After applying all of these methods, they saw a significant increase in performance. There's a table in the paper that summarizes this.

Efficient Implementation
Outside of the model structure, there are a number of options for training methods. However, this post would be too long to go into all of them, so I'll keep it very brief, and I'll update this post with more details as they become available.
- FlashAttention: It's called Self-attention with memory and speed improvements.
- Nested tensors in Self-attention: It is said that they applied a method that can forward pass global crop and local crop at the same time, even if they have different patch counts. This makes learning fast.
- Efficient Stochastic Depth: The residual approach is something that a lot of networks have adopted, which is to remove some of the residual connections through sampling.
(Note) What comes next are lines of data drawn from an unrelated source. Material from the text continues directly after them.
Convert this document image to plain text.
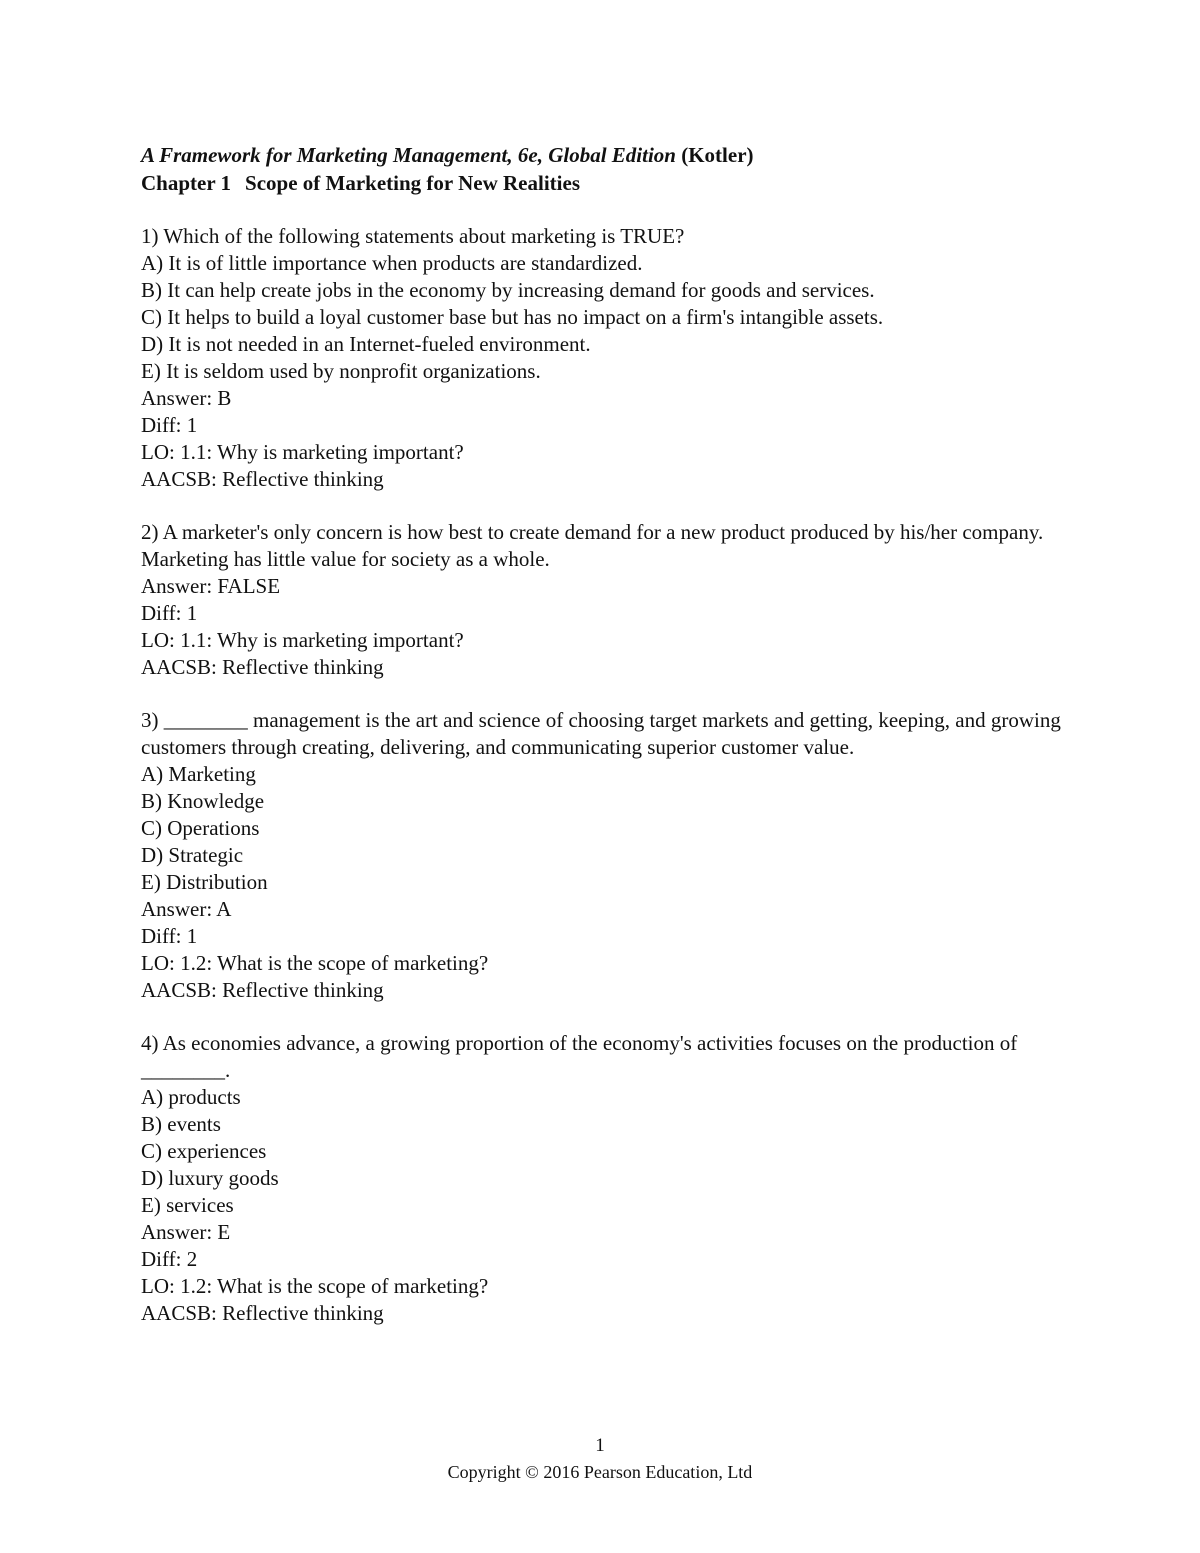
A Framework for Marketing Management, 6e, Global Edition (Kotler)
Chapter 1 Scope of Marketing for New Realities
1) Which of the following statements about marketing is TRUE?
A) It is of little importance when products are standardized.
B) It can help create jobs in the economy by increasing demand for goods and services.
C) It helps to build a loyal customer base but has no impact on a firm's intangible assets.
D) It is not needed in an Internet-fueled environment.
E) It is seldom used by nonprofit organizations.
Answer: B
Diff: 1
LO: 1.1: Why is marketing important?
AACSB: Reflective thinking
2) A marketer's only concern is how best to create demand for a new product produced by his/her company. Marketing has little value for society as a whole.
Answer: FALSE
Diff: 1
LO: 1.1: Why is marketing important?
AACSB: Reflective thinking
3) ________ management is the art and science of choosing target markets and getting, keeping, and growing customers through creating, delivering, and communicating superior customer value.
A) Marketing
B) Knowledge
C) Operations
D) Strategic
E) Distribution
Answer: A
Diff: 1
LO: 1.2: What is the scope of marketing?
AACSB: Reflective thinking
4) As economies advance, a growing proportion of the economy's activities focuses on the production of ________.
A) products
B) events
C) experiences
D) luxury goods
E) services
Answer: E
Diff: 2
LO: 1.2: What is the scope of marketing?
AACSB: Reflective thinking
1
Copyright © 2016 Pearson Education, Ltd
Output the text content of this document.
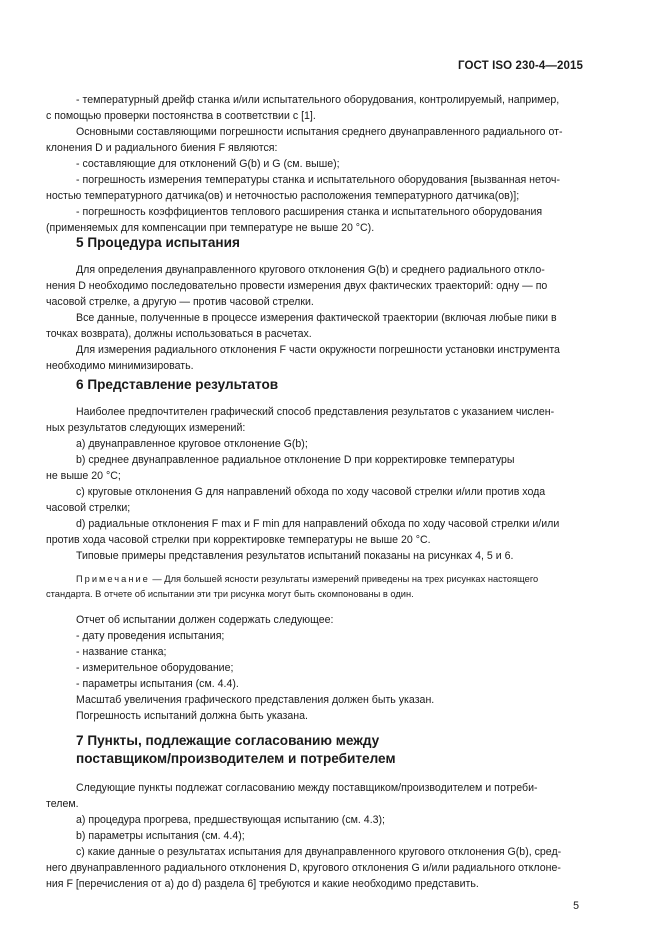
ГОСТ ISO 230-4—2015
- температурный дрейф станка и/или испытательного оборудования, контролируемый, например,
с помощью проверки постоянства в соответствии с [1].
Основными составляющими погрешности испытания среднего двунаправленного радиального от-
клонения D и радиального биения F являются:
- составляющие для отклонений G(b) и G (см. выше);
- погрешность измерения температуры станка и испытательного оборудования [вызванная неточ-
ностью температурного датчика(ов) и неточностью расположения температурного датчика(ов)];
- погрешность коэффициентов теплового расширения станка и испытательного оборудования
(применяемых для компенсации при температуре не выше 20 °С).
5 Процедура испытания
Для определения двунаправленного кругового отклонения G(b) и среднего радиального откло-
нения D необходимо последовательно провести измерения двух фактических траекторий: одну — по
часовой стрелке, а другую — против часовой стрелки.
Все данные, полученные в процессе измерения фактической траектории (включая любые пики в
точках возврата), должны использоваться в расчетах.
Для измерения радиального отклонения F части окружности погрешности установки инструмента
необходимо минимизировать.
6 Представление результатов
Наиболее предпочтителен графический способ представления результатов с указанием числен-
ных результатов следующих измерений:
а) двунаправленное круговое отклонение G(b);
b) среднее двунаправленное радиальное отклонение D при корректировке температуры
не выше 20 °С;
с) круговые отклонения G для направлений обхода по ходу часовой стрелки и/или против хода
часовой стрелки;
d) радиальные отклонения F max и F min для направлений обхода по ходу часовой стрелки и/или
против хода часовой стрелки при корректировке температуры не выше 20 °С.
Типовые примеры представления результатов испытаний показаны на рисунках 4, 5 и 6.
Примечание — Для большей ясности результаты измерений приведены на трех рисунках настоящего
стандарта. В отчете об испытании эти три рисунка могут быть скомпонованы в один.
Отчет об испытании должен содержать следующее:
- дату проведения испытания;
- название станка;
- измерительное оборудование;
- параметры испытания (см. 4.4).
Масштаб увеличения графического представления должен быть указан.
Погрешность испытаний должна быть указана.
7 Пункты, подлежащие согласованию между
поставщиком/производителем и потребителем
Следующие пункты подлежат согласованию между поставщиком/производителем и потреби-
телем.
а) процедура прогрева, предшествующая испытанию (см. 4.3);
b) параметры испытания (см. 4.4);
с) какие данные о результатах испытания для двунаправленного кругового отклонения G(b), сред-
него двунаправленного радиального отклонения D, кругового отклонения G и/или радиального отклоне-
ния F [перечисления от а) до d) раздела 6] требуются и какие необходимо представить.
5
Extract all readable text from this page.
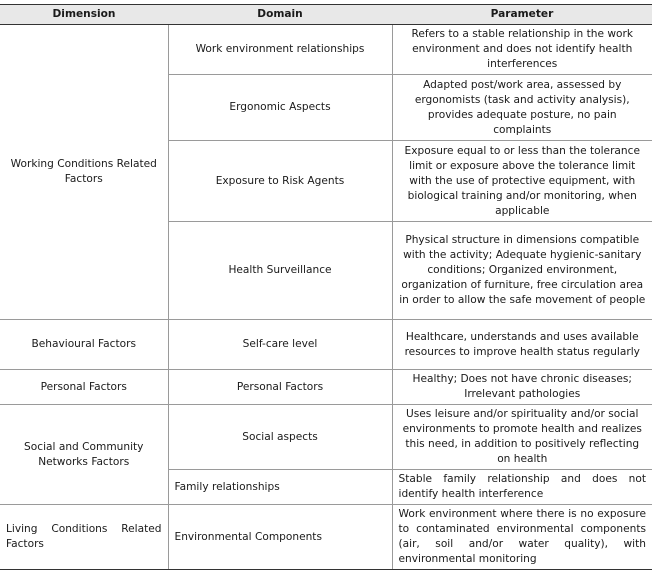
Dimension	Domain	Parameter
Working Conditions Related Factors	Work environment relationships	Refers to a stable relationship in the work environment and does not identify health interferences
	Ergonomic Aspects	Adapted post/work area, assessed by ergonomists (task and activity analysis), provides adequate posture, no pain complaints
	Exposure to Risk Agents	Exposure equal to or less than the tolerance limit or exposure above the tolerance limit with the use of protective equipment, with biological training and/or monitoring, when applicable
	Health Surveillance	Physical structure in dimensions compatible with the activity; Adequate hygienic-sanitary conditions; Organized environment, organization of furniture, free circulation area in order to allow the safe movement of people
Behavioural Factors	Self-care level	Healthcare, understands and uses available resources to improve health status regularly
Personal Factors	Personal Factors	Healthy; Does not have chronic diseases; Irrelevant pathologies
Social and Community Networks Factors	Social aspects	Uses leisure and/or spirituality and/or social environments to promote health and realizes this need, in addition to positively reflecting on health
	Family relationships	Stable family relationship and does not identify health interference
Living Conditions Related Factors	Environmental Components	Work environment where there is no exposure to contaminated environmental components (air, soil and/or water quality), with environmental monitoring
They say they've removed about 40% of the residual connections, and they say it works well.
- Fully-Sharded Data Parallel (FSDP): If you are familiar with PyTorch's DDP, this should be easy to understand. DP, DDP relies on the GPU memory of the master node (usually GPU 0), whereas FSDP can fully utilize the memory of all GPUs (previously bounded by a single GPU but by the total sum of GPUs across compute nodes).
- Model Distillation: We talked a lot about distillation above, and the way we applied it is that the largest version (ViT-g) is trained first, and then the smaller models that learn from it are trained using it as a teacher network, so that even the smaller models can perform well.
Results
After all, the power of data is great, and all the good work you do pays off.

Self-supervised learning alone has been shown to outperform weakly supervised methods, even with the same model size and without borrowing the power of text. Personally, I don't think DINOv2 has come up with any revolutionary new methods, but I really applaud the effort to improve in all areas, including model size and speed.
In addition to the above tasks, it has also shown results in video classification, instance recognition, segmentation, and depth estimation.

Live Demo
The demo site published by Meta AI provides demos for Depth Estimation, Semantic Segmentation, Instance Retrieval, and more.
Semantic Segmentation is not much different from the performance you've already experienced with Segment Anything Model, but it's fun to play with because it performs so well in Depth Estimation and Instance Retrieval.



Conclusion
Today we've lightly touched on DINOv2, SSL's latest monograph, which is necessary for models to have a good understanding of the data itself.
This study is also very valuable for DataHunt because it shows that the
- Too little data for good Supervised Learning results
- Structure your work so that (in many cases) all data comes in first, and labeling happens afterward.
This is especially true for the second reason, because we don't have a lot of labeled data to begin with, which is where SSL shines, because it learns from a lot of data that we have without labels to begin with, so we can give our workers a little bit better pre-labeling than we could with traditional methods.
Shortly after Meta AI released Segment Anything Model (SAM), we released the second version of DINO. As the interest in LLM has grown, there have been many cases of AI chatbot construction and inquiries for adoption. In the field of computer vision, foundation models with powerful performance comparable to LLM are also emerging. As more and more models that can derive the desired results using large-scale data without labels are available, it seems that the way to use computer vision in various industries is now opening up.